Pregnancy and Lactation

• Placental transfer of ganciclovir has been shown to occur based on ex vivo experiments with human placenta and in at least 1 case report in a pregnant woman; however, no adequate human data are available to establish whether ganciclovir poses a risk to pregnancy outcomes
• In animal studies, ganciclovir caused maternal and fetal toxicity and embryo-fetal mortality in pregnant mice and rabbits as well as teratogenicity in rabbits at exposures 2 times the exposure at the recommended human dose (RHD)

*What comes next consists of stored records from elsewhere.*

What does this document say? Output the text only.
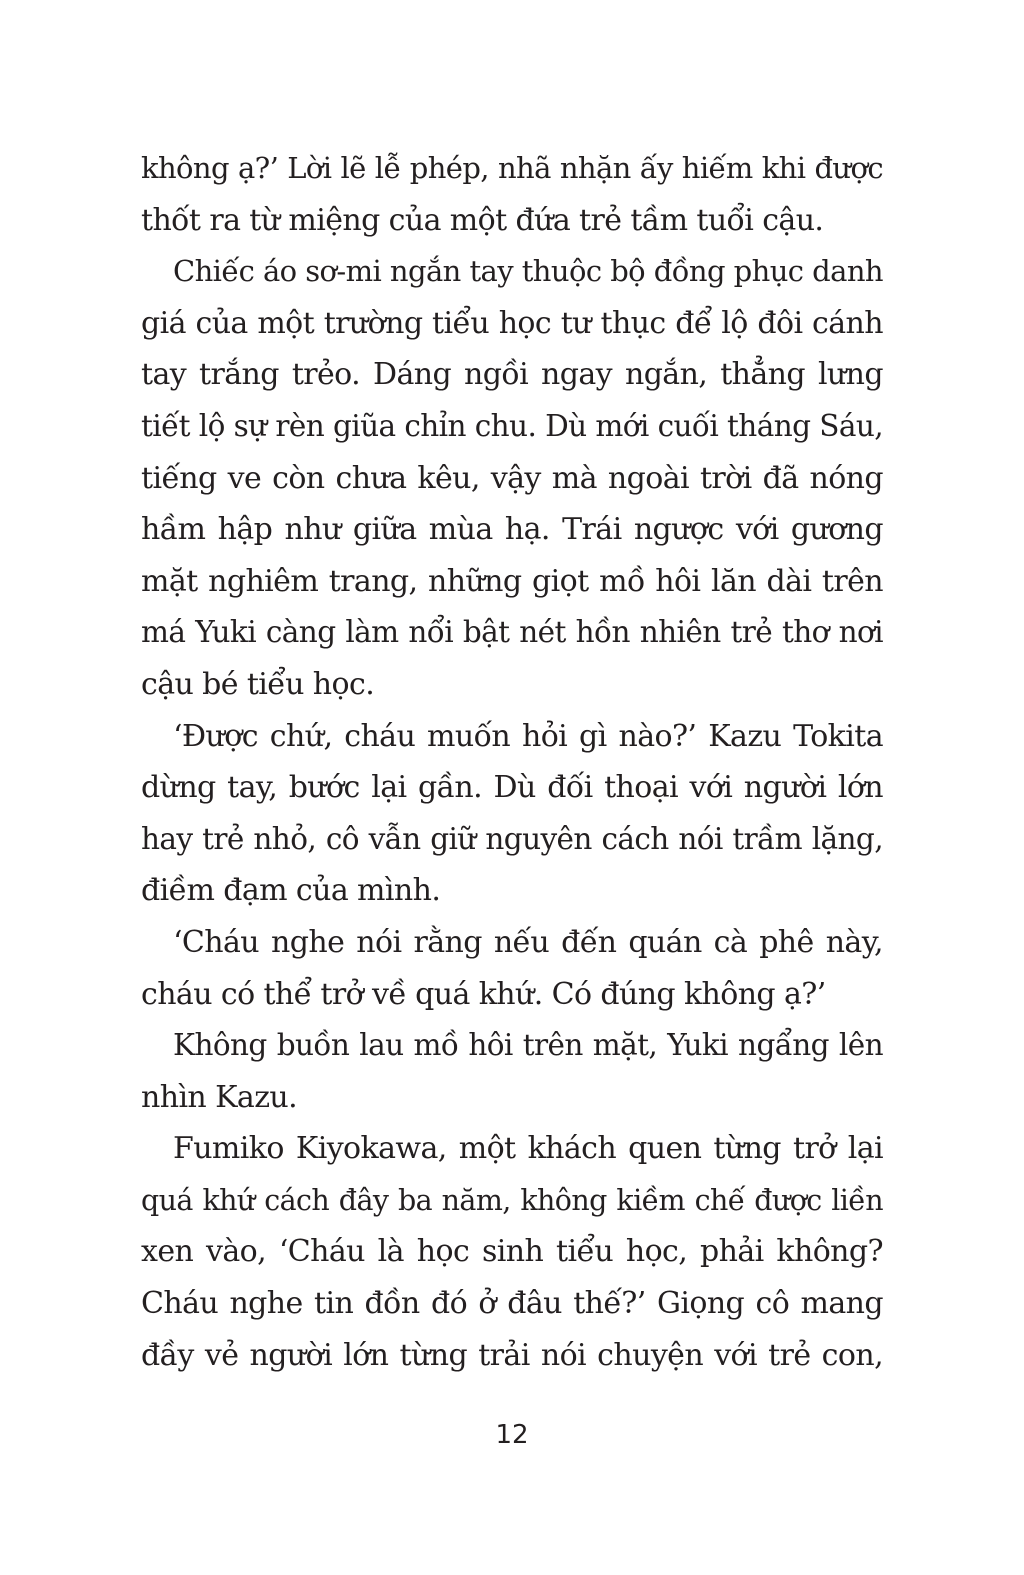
không ạ?’ Lời lẽ lễ phép, nhã nhặn ấy hiếm khi được
thốt ra từ miệng của một đứa trẻ tầm tuổi cậu.
Chiếc áo sơ-mi ngắn tay thuộc bộ đồng phục danh
giá của một trường tiểu học tư thục để lộ đôi cánh
tay trắng trẻo. Dáng ngồi ngay ngắn, thẳng lưng
tiết lộ sự rèn giũa chỉn chu. Dù mới cuối tháng Sáu,
tiếng ve còn chưa kêu, vậy mà ngoài trời đã nóng
hầm hập như giữa mùa hạ. Trái ngược với gương
mặt nghiêm trang, những giọt mồ hôi lăn dài trên
má Yuki càng làm nổi bật nét hồn nhiên trẻ thơ nơi
cậu bé tiểu học.
‘Được chứ, cháu muốn hỏi gì nào?’ Kazu Tokita
dừng tay, bước lại gần. Dù đối thoại với người lớn
hay trẻ nhỏ, cô vẫn giữ nguyên cách nói trầm lặng,
điềm đạm của mình.
‘Cháu nghe nói rằng nếu đến quán cà phê này,
cháu có thể trở về quá khứ. Có đúng không ạ?’
Không buồn lau mồ hôi trên mặt, Yuki ngẩng lên
nhìn Kazu.
Fumiko Kiyokawa, một khách quen từng trở lại
quá khứ cách đây ba năm, không kiềm chế được liền
xen vào, ‘Cháu là học sinh tiểu học, phải không?
Cháu nghe tin đồn đó ở đâu thế?’ Giọng cô mang
đầy vẻ người lớn từng trải nói chuyện với trẻ con,
12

• Disease-associated maternal and/or embryo-fetal risk
  • Most maternal CMV infections are asymptomatic or they may be associated with a self-limited mononucleosis-like syndrome; however, in immunocompromised patients, CMV infections may be symptomatic and may result in significant maternal morbidity and mortality
  • CMV fetal transmission results from maternal viremia and transplacental infection
  • Perinatal infection can also occur from exposure of the neonate to CMV shedding in the genital tract ~10% of children with congenital CMV infection are symptomatic at birth
  • Mortality in symptomatic infants is ~10% and ~50-90% of symptomatic surviving newborns experience significant morbidity, including mental retardation, sensorineural hearing loss, microcephaly, seizures, and other medical problems
  • Risk of congenital CMV infection resulting from primary maternal CMV infection may be higher and of greater severity than that resulting from maternal reactivation of CMV infection
• Contraception
  • Test for pregnancy in females of reproductive potential before initiating treatment
  • Females: Because of ganciclovir’s mutagenic and teratogenic potential, use effective contraception during treatment and for at least 30 days following treatment
  • Males: Because of ganciclovir’s mutagenic and teratogenic potential, use barrier contraception during treatment and for at least 90 days following treatment
• Infertility
  • Based on animal data and limited human data, may cause temporary or permanent inhibition of spermatogenesis in males, and may cause suppression of fertility in females at recommended human dose (RHD); advise patients that fertility may be impaired with use
• Lactation
  • No data are available regarding the presence of ganciclovir in human milk, the effects on the breastfed infant, or the effects on milk production
  • Ganciclovir was present in milk in lactating rats following administration
  • Breastfeeding is not recommended during treatment owing to the potential for serious adverse reactions in nursing infants.